Nicht nur wegen der überproportionalen Einordnung der Elektrogeräte in die besten „+++“-Effizienzklassen, sondern auch wegen der Vielzahl an unterschiedlichen Labels für verschiedene Produktgruppen sei der Kommissionsvorstoß notwendig „Das bestehende System“, mahnt Werner, „ist irreführend, widersprüchlich und längst überholt.“

Tatsächlich will EU-Energiekommissar Miguel Arias Canete aus der bestehenden Richtlinie eine Verordnung machen, die die Mitgliedstaaten dann unmittelbar anwenden müssen. Nach der Abschaffung der „Plusse“ soll es künftig wieder nur eine Skala von G bis A über den Energieverbrauch geben. Und eine Datenbank zur Marktüberwachung soll ein reibungsloses Funktieren des Systems garantieren. Denn Schätzungen zufolge genügen zehn bis 25 Prozent der Geräte nicht dem aufgepappten Effizienzlabel.
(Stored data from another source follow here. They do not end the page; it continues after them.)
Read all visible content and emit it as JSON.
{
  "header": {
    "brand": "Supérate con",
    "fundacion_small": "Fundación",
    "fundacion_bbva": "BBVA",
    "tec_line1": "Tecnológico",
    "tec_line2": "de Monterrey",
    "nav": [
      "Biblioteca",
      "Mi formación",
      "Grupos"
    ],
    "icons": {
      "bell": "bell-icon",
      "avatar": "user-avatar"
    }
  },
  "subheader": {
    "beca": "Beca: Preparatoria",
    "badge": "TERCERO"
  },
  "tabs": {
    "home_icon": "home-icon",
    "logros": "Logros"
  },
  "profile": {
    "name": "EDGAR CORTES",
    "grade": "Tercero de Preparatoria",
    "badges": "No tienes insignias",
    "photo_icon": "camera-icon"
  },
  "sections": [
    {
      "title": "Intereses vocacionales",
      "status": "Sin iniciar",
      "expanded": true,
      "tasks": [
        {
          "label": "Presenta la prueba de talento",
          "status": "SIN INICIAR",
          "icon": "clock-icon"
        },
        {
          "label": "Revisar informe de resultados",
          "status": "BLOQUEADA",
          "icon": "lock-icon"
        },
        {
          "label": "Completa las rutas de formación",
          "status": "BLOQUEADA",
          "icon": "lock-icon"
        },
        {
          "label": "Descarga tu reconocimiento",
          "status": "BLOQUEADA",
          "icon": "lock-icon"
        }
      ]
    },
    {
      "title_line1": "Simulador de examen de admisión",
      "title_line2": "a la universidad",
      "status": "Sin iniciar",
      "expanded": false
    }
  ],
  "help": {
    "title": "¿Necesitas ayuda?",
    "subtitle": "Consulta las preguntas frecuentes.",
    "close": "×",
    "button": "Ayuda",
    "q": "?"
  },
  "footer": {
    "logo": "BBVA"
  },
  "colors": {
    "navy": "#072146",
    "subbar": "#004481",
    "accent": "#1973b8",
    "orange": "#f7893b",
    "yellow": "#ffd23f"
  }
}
Dass das nun der große Wurf sein soll, will Herbert Reul so gar nicht glauben. Labels könnten entweder fehlen, falsch angebracht sein oder falsche Daten enthalten. Letzteres lasse sich nur durch umfangreiche Tests überprüfen. Was helfe da die Datenbank! „Eine erfolgreiche und gute Richtlinie wird ohne erkennbaren Grund geändert. Die Neufassung ist überflüssig, der Mehrwert fraglich“, wettert der Chef der CDU/CSU-Gruppe.
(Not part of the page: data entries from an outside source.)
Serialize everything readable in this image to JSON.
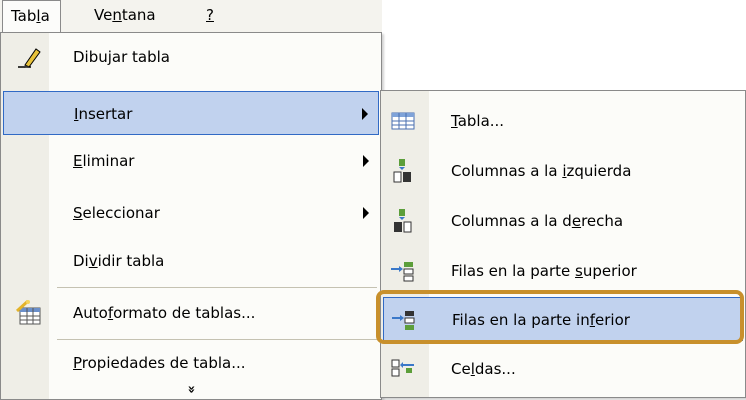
{
  "menubar": {
    "items": [
      {
        "pre": "Tab",
        "u": "l",
        "post": "a"
      },
      {
        "pre": "Ve",
        "u": "n",
        "post": "tana"
      },
      {
        "pre": "",
        "u": "?",
        "post": ""
      }
    ]
  },
  "main_menu": {
    "items": [
      {
        "pre": "Dibu",
        "u": "j",
        "post": "ar tabla",
        "icon": "pencil-icon"
      },
      {
        "pre": "",
        "u": "I",
        "post": "nsertar",
        "submenu": true
      },
      {
        "pre": "",
        "u": "E",
        "post": "liminar",
        "submenu": true
      },
      {
        "pre": "",
        "u": "S",
        "post": "eleccionar",
        "submenu": true
      },
      {
        "pre": "Di",
        "u": "v",
        "post": "idir tabla"
      },
      {
        "pre": "Auto",
        "u": "f",
        "post": "ormato de tablas...",
        "icon": "table-autoformat-icon"
      },
      {
        "pre": "",
        "u": "P",
        "post": "ropiedades de tabla..."
      }
    ],
    "expand_glyph": "»"
  },
  "submenu": {
    "items": [
      {
        "pre": "",
        "u": "T",
        "post": "abla...",
        "icon": "table-grid-icon"
      },
      {
        "pre": "Columnas a la ",
        "u": "i",
        "post": "zquierda",
        "icon": "insert-columns-left-icon"
      },
      {
        "pre": "Columnas a la d",
        "u": "e",
        "post": "recha",
        "icon": "insert-columns-right-icon"
      },
      {
        "pre": "Filas en la parte ",
        "u": "s",
        "post": "uperior",
        "icon": "insert-rows-above-icon"
      },
      {
        "pre": "Filas en la parte in",
        "u": "f",
        "post": "erior",
        "icon": "insert-rows-below-icon"
      },
      {
        "pre": "Ce",
        "u": "l",
        "post": "das...",
        "icon": "insert-cells-icon"
      }
    ]
  },
  "colors": {
    "highlight": "#c1d2ee",
    "highlight_border": "#316ac5",
    "focus_ring": "#c8902c"
  }
}
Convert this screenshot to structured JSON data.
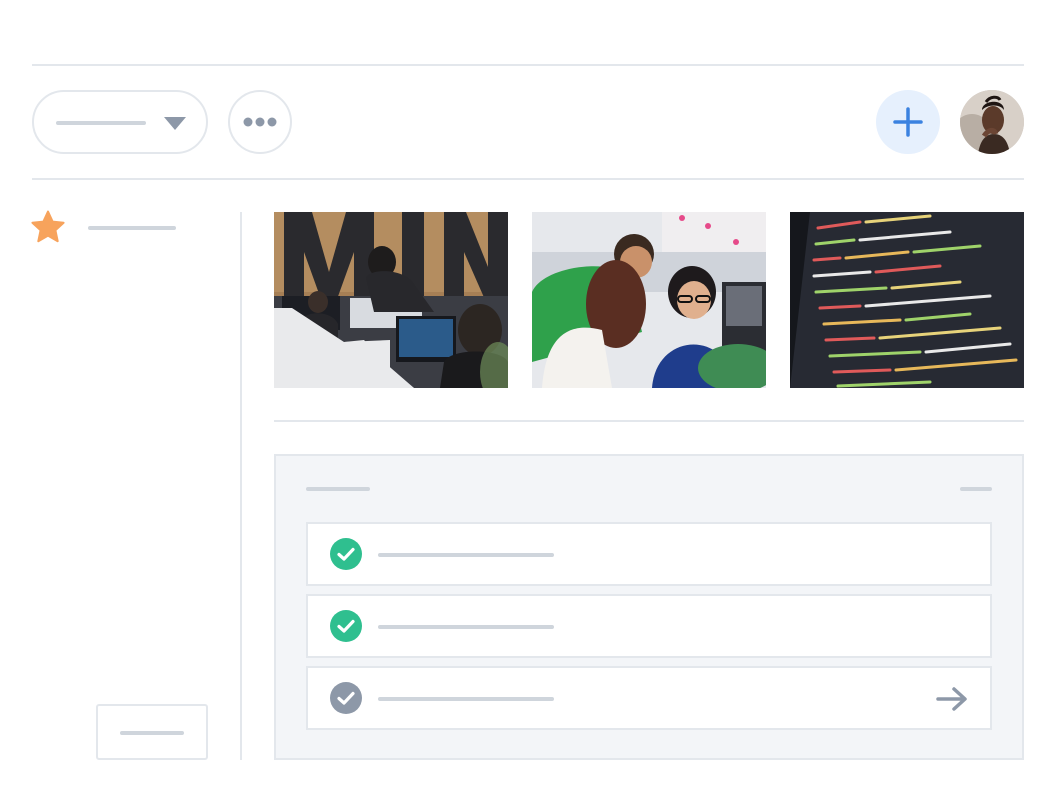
{
  "header": {
    "filter_dropdown": {
      "value": ""
    },
    "more_button": {
      "icon": "more-horizontal-icon"
    },
    "add_button": {
      "icon": "plus-icon",
      "color": "#3b82e0"
    },
    "avatar": {
      "icon": "user-avatar"
    }
  },
  "sidebar": {
    "favorite": {
      "icon": "star-icon",
      "color": "#f7a35c",
      "label": ""
    },
    "footer_button": {
      "label": ""
    }
  },
  "gallery": {
    "images": [
      {
        "name": "office-workspace-photo"
      },
      {
        "name": "team-collaboration-photo"
      },
      {
        "name": "code-screen-photo"
      }
    ]
  },
  "tasks": {
    "title": "",
    "action": "",
    "items": [
      {
        "label": "",
        "status": "done",
        "color": "#2fbf8f"
      },
      {
        "label": "",
        "status": "done",
        "color": "#2fbf8f"
      },
      {
        "label": "",
        "status": "pending",
        "color": "#8d98a8",
        "icon": "arrow-right-icon"
      }
    ]
  }
}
Benötige man einen Rechtsrahmen für die Abschaffung der Pluskennzeichnung, die Reskalierung also, ginge dies auch mit einer einfachen Kommissionsentscheidung. Eine Änderung der Gesetzgebung sei unnötig. „Ist das wirklich better regulation?“, fragt Reul rhetorisch.

Zynische Spaßvögel behaupten, es handele sich bei dem Vorhaben um eine Arbeitsbeschaffungsmaßnahme für Brüsseler Beamte. Erst skalieren sie. Dann reskalieren sie wieder. Und im dritten Schritt? Kommt womöglich die Evaluierung, die Basis für eine umfassende Reform.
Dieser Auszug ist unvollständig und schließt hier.